Bloomberg reports that the Chicago Mercantile Exchange (CME) had earlier declared plans to introduce bitcoin futures by end of next month, after previously dismissing such an idea. Soon after the announcement, Bitcoin surged to a record high of $6,306.58 on the CoinDesk Bitcoin Price Index at 20:30 UTC yesterday before touching an all time high of $6345.
To recall, bitcoin rose more than sixfold earlier this year, just last week crossed the $6,000-mark for the first time. According to Bloomberg, the world’s largest exchange owner reversed course after its rival had indicated earlier this year ‘that it was going to begin a Bitcoin futures contract by year-end or early 2018, and awaits approval from the Commodity Futures Trading Commission.’
"Given increasing client interest in the evolving cryptocurrency markets, we have decided to introduce a bitcoin futures contract," said Terry Duffy, CME Group Chairman and CEO. "As the world's largest regulated FX marketplace, CME Group is the natural home for this new vehicle that will provide investors with transparency, price discovery and risk transfer capabilities."
Cryptocurrency market capitalization has grown in recent years to $172 billion, with bitcoin representing more than 54 percent of that total, or $94 billion. The bitcoin spot market has also grown to trade roughly $1.5 billion in notional value each day, CME said in a statement.

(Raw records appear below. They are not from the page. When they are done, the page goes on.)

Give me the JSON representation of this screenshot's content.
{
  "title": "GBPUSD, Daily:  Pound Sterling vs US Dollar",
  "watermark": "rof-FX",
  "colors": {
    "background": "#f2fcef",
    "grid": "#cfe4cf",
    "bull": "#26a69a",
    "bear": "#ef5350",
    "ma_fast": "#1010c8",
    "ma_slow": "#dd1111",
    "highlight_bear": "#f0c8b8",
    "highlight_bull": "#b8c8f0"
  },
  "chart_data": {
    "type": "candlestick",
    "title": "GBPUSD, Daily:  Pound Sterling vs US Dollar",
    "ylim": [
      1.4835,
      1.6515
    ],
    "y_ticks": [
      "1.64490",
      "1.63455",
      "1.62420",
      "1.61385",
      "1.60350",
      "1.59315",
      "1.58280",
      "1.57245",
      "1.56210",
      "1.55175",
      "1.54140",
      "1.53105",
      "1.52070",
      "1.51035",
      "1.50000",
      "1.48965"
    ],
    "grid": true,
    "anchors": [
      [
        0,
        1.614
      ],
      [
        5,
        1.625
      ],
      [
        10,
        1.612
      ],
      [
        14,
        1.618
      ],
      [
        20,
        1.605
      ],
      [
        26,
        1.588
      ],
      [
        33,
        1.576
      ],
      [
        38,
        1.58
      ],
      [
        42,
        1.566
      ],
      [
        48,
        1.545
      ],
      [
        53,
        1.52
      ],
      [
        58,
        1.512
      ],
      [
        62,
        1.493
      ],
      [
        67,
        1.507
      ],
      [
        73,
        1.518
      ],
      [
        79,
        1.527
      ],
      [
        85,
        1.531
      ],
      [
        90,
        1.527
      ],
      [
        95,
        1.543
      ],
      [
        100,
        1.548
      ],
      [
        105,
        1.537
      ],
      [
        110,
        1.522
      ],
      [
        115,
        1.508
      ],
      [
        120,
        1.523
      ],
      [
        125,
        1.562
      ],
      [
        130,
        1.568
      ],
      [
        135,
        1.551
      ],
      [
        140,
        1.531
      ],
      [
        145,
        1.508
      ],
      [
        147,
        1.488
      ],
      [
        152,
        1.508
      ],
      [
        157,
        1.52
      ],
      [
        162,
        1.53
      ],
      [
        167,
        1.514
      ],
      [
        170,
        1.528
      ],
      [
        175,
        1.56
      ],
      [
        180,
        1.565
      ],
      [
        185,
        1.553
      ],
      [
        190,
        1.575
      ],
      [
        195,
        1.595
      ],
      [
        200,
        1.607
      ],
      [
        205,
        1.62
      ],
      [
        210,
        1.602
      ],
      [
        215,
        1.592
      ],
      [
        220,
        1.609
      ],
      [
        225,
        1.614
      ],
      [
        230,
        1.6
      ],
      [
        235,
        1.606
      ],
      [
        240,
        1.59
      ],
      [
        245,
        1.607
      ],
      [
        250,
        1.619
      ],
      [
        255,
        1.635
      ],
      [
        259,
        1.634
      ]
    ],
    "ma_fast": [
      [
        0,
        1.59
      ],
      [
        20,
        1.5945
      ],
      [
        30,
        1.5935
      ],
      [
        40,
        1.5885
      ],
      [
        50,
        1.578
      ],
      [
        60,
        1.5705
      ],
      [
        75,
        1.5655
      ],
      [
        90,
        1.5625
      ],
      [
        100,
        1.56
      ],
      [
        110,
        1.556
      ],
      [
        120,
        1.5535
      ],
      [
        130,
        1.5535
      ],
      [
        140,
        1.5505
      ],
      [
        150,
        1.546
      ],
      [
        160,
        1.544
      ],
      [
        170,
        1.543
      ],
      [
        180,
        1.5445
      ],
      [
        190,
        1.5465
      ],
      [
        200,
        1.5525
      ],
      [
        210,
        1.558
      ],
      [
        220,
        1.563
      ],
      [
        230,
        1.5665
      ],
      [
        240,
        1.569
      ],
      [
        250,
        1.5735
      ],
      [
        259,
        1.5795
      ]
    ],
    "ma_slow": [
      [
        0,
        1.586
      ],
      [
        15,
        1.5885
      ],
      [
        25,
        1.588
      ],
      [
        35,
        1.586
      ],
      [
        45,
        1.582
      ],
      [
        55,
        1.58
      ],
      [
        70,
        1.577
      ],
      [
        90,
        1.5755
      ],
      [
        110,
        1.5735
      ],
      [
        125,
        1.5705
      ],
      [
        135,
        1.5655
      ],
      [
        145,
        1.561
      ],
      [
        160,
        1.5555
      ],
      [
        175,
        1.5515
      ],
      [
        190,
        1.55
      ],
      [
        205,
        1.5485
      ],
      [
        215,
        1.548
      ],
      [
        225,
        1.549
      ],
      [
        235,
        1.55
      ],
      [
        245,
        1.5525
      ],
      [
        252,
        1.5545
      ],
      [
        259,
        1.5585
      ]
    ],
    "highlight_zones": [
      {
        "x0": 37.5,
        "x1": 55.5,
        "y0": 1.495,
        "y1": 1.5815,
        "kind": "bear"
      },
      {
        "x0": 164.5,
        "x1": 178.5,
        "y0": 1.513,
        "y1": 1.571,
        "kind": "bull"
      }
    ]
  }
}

Several analysts pointed out that recent rise in the world’s largest cryptocurrency were a result of a wide range of factors including China resuming cryptocurrency trading and the likelihood of the cryptocurrency receiving the exchange-traded (ETF) approval. Also recently, the South Korean government declared its intentions to adopt the cryptocurrency as a commodity and regulate the market efficiently to protect users, investors and businesses.